You can read the petition for en banc review here. The effect of this filing is to stay the mandate and to put the remand of the case on hold, at least for now. It is not clear if the 5th Circuit will take this en banc (it is not clear if the votes are there), but my guess is that if it does not that Texas is likely to ask the Supreme Court to review the case, and I think such review would be fairly likely to resolve issues about the proper scope of Voting Rights Act section 2 in vote denial cases.
Here is Texas’s explanation for why it believes en banc review is proper:
En banc review is necessary to maintain the uniformity of the Court’s decisions and to consider questions of exceptional importance. In holding that SB14 violates Voting Rights Act §2 based on disparate rates of ID possession, socioeconomic disparities, and historical discrimination—without any evidence of depressed political participation by minority voters—the panel’s decision conflicts with this Court’s decision in League of United Latin American Citizens, Council No. 4434 v. Clements, 999 F.2d 831 (5th Cir. 1993) (en banc), the Seventh Circuit’s decision in Frank v. Walker, 768 F.3d 744 (7th Cir. 2014), and the Ninth Circuit’s decision in Gonzalez v. Arizona, 677 F.3d 383 (9th Cir. 2012) (en banc). The panel’s expansive interpretation of §2 presents two questions of exceptional importance: first, whether the text of §2 imposes liability without proof that the challenged voting qualification causes any inequality in voting opportunities on account of race; and second, if it does, whether the statute exceeds Congress’s power to enforce the Fifteenth Amendment.

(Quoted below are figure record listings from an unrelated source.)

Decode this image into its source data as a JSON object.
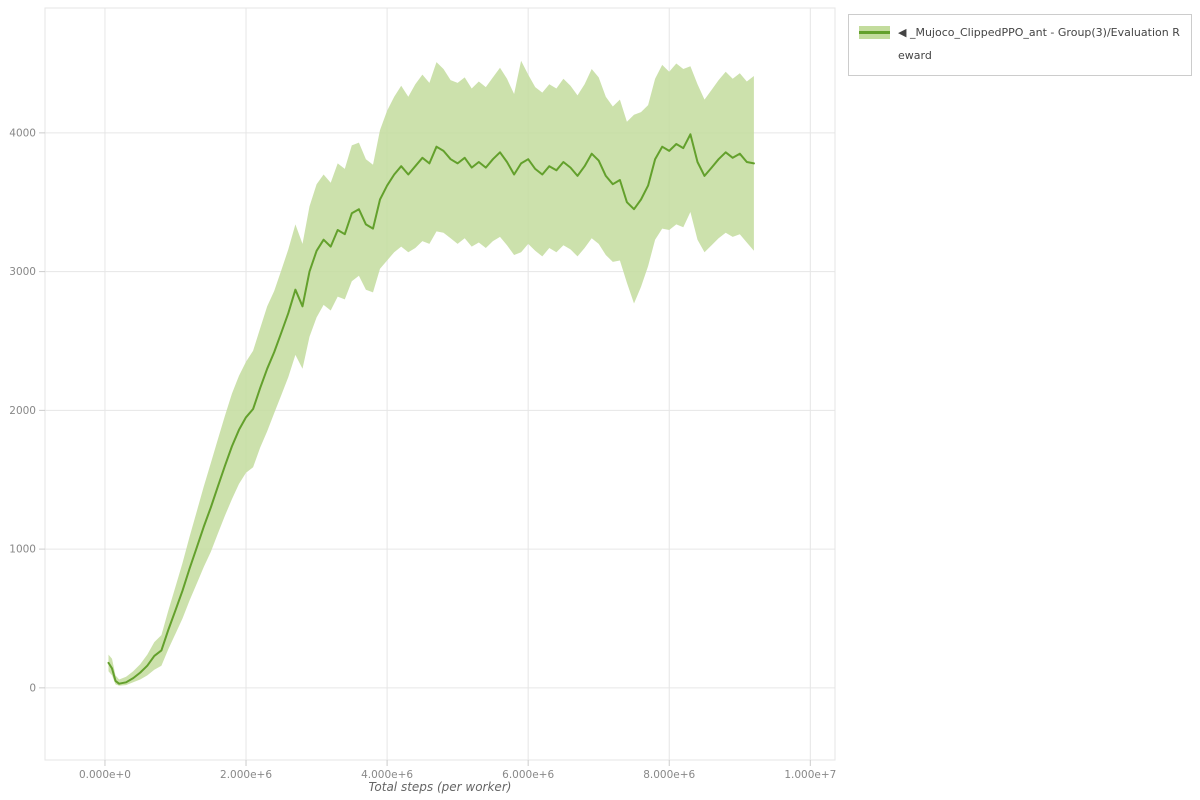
{
  "figure": {
    "background": "#ffffff"
  },
  "legend": {
    "position": "top_right",
    "items": [
      {
        "label": "◀ _Mujoco_ClippedPPO_ant - Group(3)/Evaluation Reward",
        "band_color": "#c3dc9d",
        "line_color": "#63a02c"
      }
    ]
  },
  "axes": {
    "x_label": "Total steps (per worker)"
  },
  "chart_data": {
    "type": "line",
    "title": "",
    "xlabel": "Total steps (per worker)",
    "ylabel": "",
    "xlim": [
      -850000,
      10350000
    ],
    "ylim": [
      -520,
      4900
    ],
    "grid": true,
    "legend_position": "top_right",
    "band_color": "#c3dc9d",
    "line_color": "#63a02c",
    "x_ticks": [
      {
        "value": 0,
        "label": "0.000e+0"
      },
      {
        "value": 2000000,
        "label": "2.000e+6"
      },
      {
        "value": 4000000,
        "label": "4.000e+6"
      },
      {
        "value": 6000000,
        "label": "6.000e+6"
      },
      {
        "value": 8000000,
        "label": "8.000e+6"
      },
      {
        "value": 10000000,
        "label": "1.000e+7"
      }
    ],
    "y_ticks": [
      {
        "value": 0,
        "label": "0"
      },
      {
        "value": 1000,
        "label": "1000"
      },
      {
        "value": 2000,
        "label": "2000"
      },
      {
        "value": 3000,
        "label": "3000"
      },
      {
        "value": 4000,
        "label": "4000"
      }
    ],
    "series": [
      {
        "name": "_Mujoco_ClippedPPO_ant - Group(3)/Evaluation Reward",
        "x_unit": 1000000,
        "x": [
          0.05,
          0.1,
          0.15,
          0.2,
          0.3,
          0.4,
          0.5,
          0.6,
          0.7,
          0.8,
          0.9,
          1.0,
          1.1,
          1.2,
          1.3,
          1.4,
          1.5,
          1.6,
          1.7,
          1.8,
          1.9,
          2.0,
          2.1,
          2.2,
          2.3,
          2.4,
          2.5,
          2.6,
          2.7,
          2.8,
          2.9,
          3.0,
          3.1,
          3.2,
          3.3,
          3.4,
          3.5,
          3.6,
          3.7,
          3.8,
          3.9,
          4.0,
          4.1,
          4.2,
          4.3,
          4.4,
          4.5,
          4.6,
          4.7,
          4.8,
          4.9,
          5.0,
          5.1,
          5.2,
          5.3,
          5.4,
          5.5,
          5.6,
          5.7,
          5.8,
          5.9,
          6.0,
          6.1,
          6.2,
          6.3,
          6.4,
          6.5,
          6.6,
          6.7,
          6.8,
          6.9,
          7.0,
          7.1,
          7.2,
          7.3,
          7.4,
          7.5,
          7.6,
          7.7,
          7.8,
          7.9,
          8.0,
          8.1,
          8.2,
          8.3,
          8.4,
          8.5,
          8.6,
          8.7,
          8.8,
          8.9,
          9.0,
          9.1,
          9.2
        ],
        "mean": [
          180,
          140,
          50,
          30,
          40,
          70,
          110,
          160,
          230,
          270,
          420,
          560,
          700,
          860,
          1010,
          1160,
          1300,
          1450,
          1600,
          1740,
          1860,
          1950,
          2010,
          2160,
          2300,
          2420,
          2560,
          2700,
          2870,
          2750,
          3000,
          3150,
          3230,
          3180,
          3300,
          3270,
          3420,
          3450,
          3340,
          3310,
          3520,
          3620,
          3700,
          3760,
          3700,
          3760,
          3820,
          3780,
          3900,
          3870,
          3810,
          3780,
          3820,
          3750,
          3790,
          3750,
          3810,
          3860,
          3790,
          3700,
          3780,
          3810,
          3740,
          3700,
          3760,
          3730,
          3790,
          3750,
          3690,
          3760,
          3850,
          3800,
          3690,
          3630,
          3660,
          3500,
          3450,
          3520,
          3620,
          3810,
          3900,
          3870,
          3920,
          3890,
          3990,
          3790,
          3690,
          3750,
          3810,
          3860,
          3820,
          3850,
          3790,
          3780
        ],
        "lower": [
          120,
          90,
          25,
          15,
          20,
          40,
          60,
          90,
          130,
          160,
          280,
          390,
          500,
          630,
          750,
          870,
          980,
          1110,
          1240,
          1360,
          1470,
          1550,
          1590,
          1730,
          1850,
          1980,
          2110,
          2240,
          2400,
          2300,
          2530,
          2670,
          2760,
          2720,
          2820,
          2800,
          2930,
          2970,
          2870,
          2850,
          3020,
          3080,
          3140,
          3180,
          3140,
          3170,
          3220,
          3200,
          3290,
          3280,
          3240,
          3200,
          3240,
          3180,
          3210,
          3170,
          3220,
          3250,
          3190,
          3120,
          3140,
          3200,
          3150,
          3110,
          3170,
          3140,
          3190,
          3160,
          3110,
          3170,
          3240,
          3200,
          3120,
          3070,
          3080,
          2920,
          2770,
          2890,
          3040,
          3230,
          3310,
          3300,
          3340,
          3320,
          3430,
          3230,
          3140,
          3190,
          3240,
          3280,
          3250,
          3270,
          3210,
          3150
        ],
        "upper": [
          240,
          210,
          90,
          60,
          80,
          120,
          170,
          240,
          330,
          380,
          560,
          730,
          900,
          1090,
          1270,
          1450,
          1620,
          1790,
          1960,
          2120,
          2250,
          2350,
          2430,
          2590,
          2750,
          2860,
          3010,
          3160,
          3340,
          3200,
          3470,
          3630,
          3700,
          3640,
          3780,
          3740,
          3910,
          3930,
          3810,
          3770,
          4020,
          4160,
          4260,
          4340,
          4260,
          4350,
          4420,
          4360,
          4510,
          4460,
          4380,
          4360,
          4400,
          4320,
          4370,
          4330,
          4400,
          4470,
          4390,
          4280,
          4520,
          4420,
          4330,
          4290,
          4350,
          4320,
          4390,
          4340,
          4270,
          4350,
          4460,
          4400,
          4260,
          4190,
          4240,
          4080,
          4130,
          4150,
          4200,
          4390,
          4490,
          4440,
          4500,
          4460,
          4480,
          4350,
          4240,
          4310,
          4380,
          4440,
          4390,
          4430,
          4370,
          4410
        ]
      }
    ]
  }
}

The panel’s decision creates two additional conflicts. By characterizing the policy behind SB14 as “tenuous” because in-person voter fraud is “rare,” the panel’s decision conflicts with Crawford v. Marion County Election Board, 553 U.S. 181 (2008), and Voting for America, Inc. v. Steen, 732 F.3d 382 (5th Cir. 2013). And by vacating the district court’s finding that SB14 was enacted with a racially discriminatory purpose, but remanding for further consideration even after a complete trial and suggesting that the district court could reopen the evidence, the panel’s decision conflicts with this Court’s decisions in Meche v. Doucet, 777 F.3d 237, 246-47 (5th Cir. 2015), and Aransas Project v. Shaw, 775 F.3d 641, 658 (5th Cir. 2014), cert. denied, 135 S. Ct. 2859 (2015).